6. You eat 8 spiders every night.

Ridiculous. When you hear this, you're most likely thinking about 8 large hairy tarantulas climbing down your throat every night, committing ritual suicide. That's what they want you to think. In reality , this statistic is referring to is the microscopic arachnids that live everywhere on our bodies. They're technically dust motes. And you probably eat millions of them. You'd probably die if you didn't eat millions of them. And when you think about it, eating 8 spiders a night doesn't sound much worse eating the fleshy wing skin of 12 dead chickens every time you watch a football game.

7. There are as many stars in the sky as there are grains of sand on all the beaches in the world.

First of all, what are the odds those two numbers would even be the same? Plus, most of the stars you see aren't even there anymore. And there are a bunch of stars out there whose light hasn't reached us yet. Also, we're turning sand to glass at a crazy rate these days.

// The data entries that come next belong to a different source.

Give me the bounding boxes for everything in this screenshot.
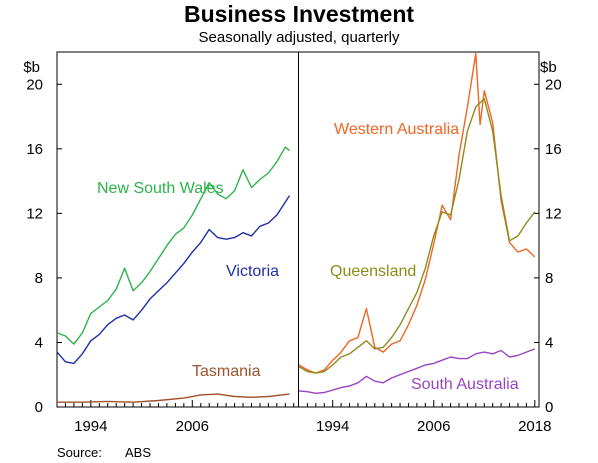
y-tick-label-left: 0 [35, 399, 43, 416]
series-line-queensland [298, 98, 536, 374]
x-tick-label: 1994 [74, 418, 107, 435]
series-label-tasmania: Tasmania [192, 363, 261, 380]
y-tick-label-left: 4 [35, 334, 43, 351]
series-line-south-australia [298, 348, 536, 394]
y-tick-label-right: 20 [545, 76, 562, 93]
series-label-queensland: Queensland [330, 263, 416, 280]
y-tick-label-left: 16 [26, 141, 43, 158]
y-tick-label-left: 8 [35, 270, 43, 287]
y-tick-label-right: 4 [545, 334, 553, 351]
y-tick-label-right: 16 [545, 141, 562, 158]
y-tick-label-right: 8 [545, 270, 553, 287]
series-lines [56, 52, 536, 403]
x-tick-label: 2006 [176, 418, 209, 435]
y-tick-label-left: 12 [26, 205, 43, 222]
y-tick-label-right: 0 [545, 399, 553, 416]
series-label-western-australia: Western Australia [334, 121, 459, 138]
series-label-new-south-wales: New South Wales [97, 180, 224, 197]
series-line-western-australia [298, 52, 536, 374]
source-label: Source: [57, 445, 102, 460]
y-tick-label-right: 12 [545, 205, 562, 222]
x-tick-label: 2006 [417, 418, 450, 435]
series-label-south-australia: South Australia [411, 376, 519, 393]
x-tick-label: 2018 [518, 418, 551, 435]
y-unit-left: $b [23, 59, 40, 76]
chart-text: $b $b 0 0 4 4 8 8 12 12 16 16 20 20 1994 2006 New Sout… [23, 59, 561, 435]
chart-subtitle: Seasonally adjusted, quarterly [198, 29, 400, 46]
y-unit-right: $b [540, 59, 557, 76]
series-line-tasmania [57, 393, 290, 403]
y-tick-label-left: 20 [26, 76, 43, 93]
axis-ticks [57, 83, 539, 408]
x-tick-label: 1994 [316, 418, 349, 435]
series-line-victoria [56, 195, 291, 365]
series-label-victoria: Victoria [226, 263, 279, 280]
source-value: ABS [125, 445, 152, 460]
chart-frame [56, 51, 540, 408]
chart-title: Business Investment [183, 1, 415, 27]
series-line-new-south-wales [56, 146, 290, 345]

And what about tides changing the size of the world's beaches every second of every day? You're talking about a set of factors in a state of permanent flux. It's like saying you pass a guy in a green shirt every three minutes. Well, what if his green shirt was dirty that day? Huh?

8. Latex condoms are 98% effective in preventing unintended pregnancy. 

Impossible. This statistic would suggest that 1 out of every 50 instances of intercourse with a condom results in a pregnancy. That means if condom using couples have sex one a week, they would get pregnant annually. That's like 25 babies, at least, per couple. AT LEAST. Clearly, people are not having babies at that rate. So obviously people are not using condoms (in this country), which would suggest they are 0% effective in preventing pregnancy according to the same logic that suggests...

9. Abstinence is a 100% effective form of birth control. 

Wrong! That's like saying you can't win gambling if you don't go gambling. Where does the truth lie?  Every day throughout the world, people are having babies and explaining it away with abstinence: "Wasn't me! Some bird brought that thing here!" So, what, you didn't have sex, but you have a baby? Bingo. Enough with the lies and politically motivated distractions. Can we stop confusing our high school children and just tell them the truth: abortion is the only 100% effective method of birth control.

10. High School graduates make 84% less than college graduates.

Hello? Have you ever heard of the NBA? I went to college for 7 years. I have two degrees and a shiny certificate. I only make about 80% of Lebron James' annual salary AND HE DIDN'T EVEN GO TO COLLEGE. Jesus, what kind of message are we sending our kids? That the NBA isn't a viable option? Great, so what, kids grow up to reject lucrative sports contracts in the hope that if they finish college they can tack on another 84%? Maybe you're okay with preaching the gospel of greed in our public schools, but I AM NOT!

So there you have it. Feel better? Doesn't the light of truth just brighten up your day?